Korea (Strategic Asia 2001-02)

Korea (Strategic Asia 2001-02)

by Nicholas Eberstadt
September 15, 2001

In international relations, location matters greatly, and Korea occupies the precise geographic space where the spheres of interest of the four great powers of the Pacific—China, Japan, Russia, and the United States—collide. The shifting fortunes of those powers, and the changing character of their polities, has made for recurring wars in Korea between varying permutations of foreign combatants.

Just as Belgium was the “cockpit of Europe,” so the Korean Peninsula may be considered the contemporary “cockpit of East Asia.” Both countries, after all, share a history of serving once and again as the battlefield for the great powers that surround them. In international relations, location matters greatly, and Korea occupies the precise geographic space where the spheres of interest of the four great powers of the Pacific—China, Japan, Russia, and the United States—collide. The shifting fortunes of those powers, and the changing character of their polities, has made for recurring wars in Korea between varying permutations of foreign combatants.

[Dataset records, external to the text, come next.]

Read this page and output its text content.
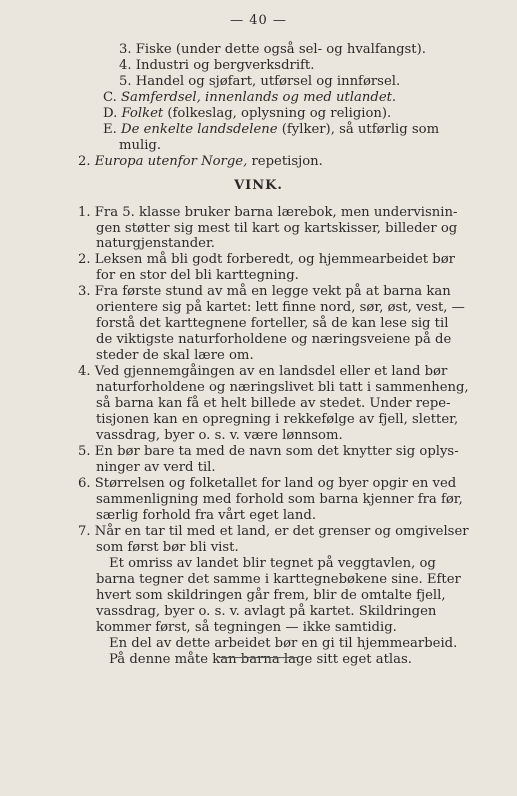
— 40 —
3. Fiske (under dette også sel- og hvalfangst).
4. Industri og bergverksdrift.
5. Handel og sjøfart, utførsel og innførsel.
C. Samferdsel, innenlands og med utlandet.
D. Folket (folkeslag, oplysning og religion).
E. De enkelte landsdelene (fylker), så utførlig som
mulig.
2. Europa utenfor Norge, repetisjon.
VINK.
1. Fra 5. klasse bruker barna lærebok, men undervisnin-
gen støtter sig mest til kart og kartskisser, billeder og
naturgjenstander.
2. Leksen må bli godt forberedt, og hjemmearbeidet bør
for en stor del bli karttegning.
3. Fra første stund av må en legge vekt på at barna kan
orientere sig på kartet: lett finne nord, sør, øst, vest, —
forstå det karttegnene forteller, så de kan lese sig til
de viktigste naturforholdene og næringsveiene på de
steder de skal lære om.
4. Ved gjennemgåingen av en landsdel eller et land bør
naturforholdene og næringslivet bli tatt i sammenheng,
så barna kan få et helt billede av stedet. Under repe-
tisjonen kan en opregning i rekkefølge av fjell, sletter,
vassdrag, byer o. s. v. være lønnsom.
5. En bør bare ta med de navn som det knytter sig oplys-
ninger av verd til.
6. Størrelsen og folketallet for land og byer opgir en ved
sammenligning med forhold som barna kjenner fra før,
særlig forhold fra vårt eget land.
7. Når en tar til med et land, er det grenser og omgivelser
som først bør bli vist.
Et omriss av landet blir tegnet på veggtavlen, og
barna tegner det samme i karttegnebøkene sine. Efter
hvert som skildringen går frem, blir de omtalte fjell,
vassdrag, byer o. s. v. avlagt på kartet. Skildringen
kommer først, så tegningen — ikke samtidig.
En del av dette arbeidet bør en gi til hjemmearbeid.
På denne måte kan barna lage sitt eget atlas.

In the late nineteenth century, Japan fought China for control of Korea, then a decade later battled Russia to secure its ascendancy over the peninsula. Within living memory, all four powers were embroiled in the terrible Korean War of 1950–53, the conflict historian William Stueck has termed “the substitute for World War III.” In that bitter and devastating contest, troops from China and the United States engaged in prolonged mortal combat; the Soviet Union provided materiel and covert military assistance for the communist side, while Japan provided rear bases and logistical support for the U.S.-led UN Command.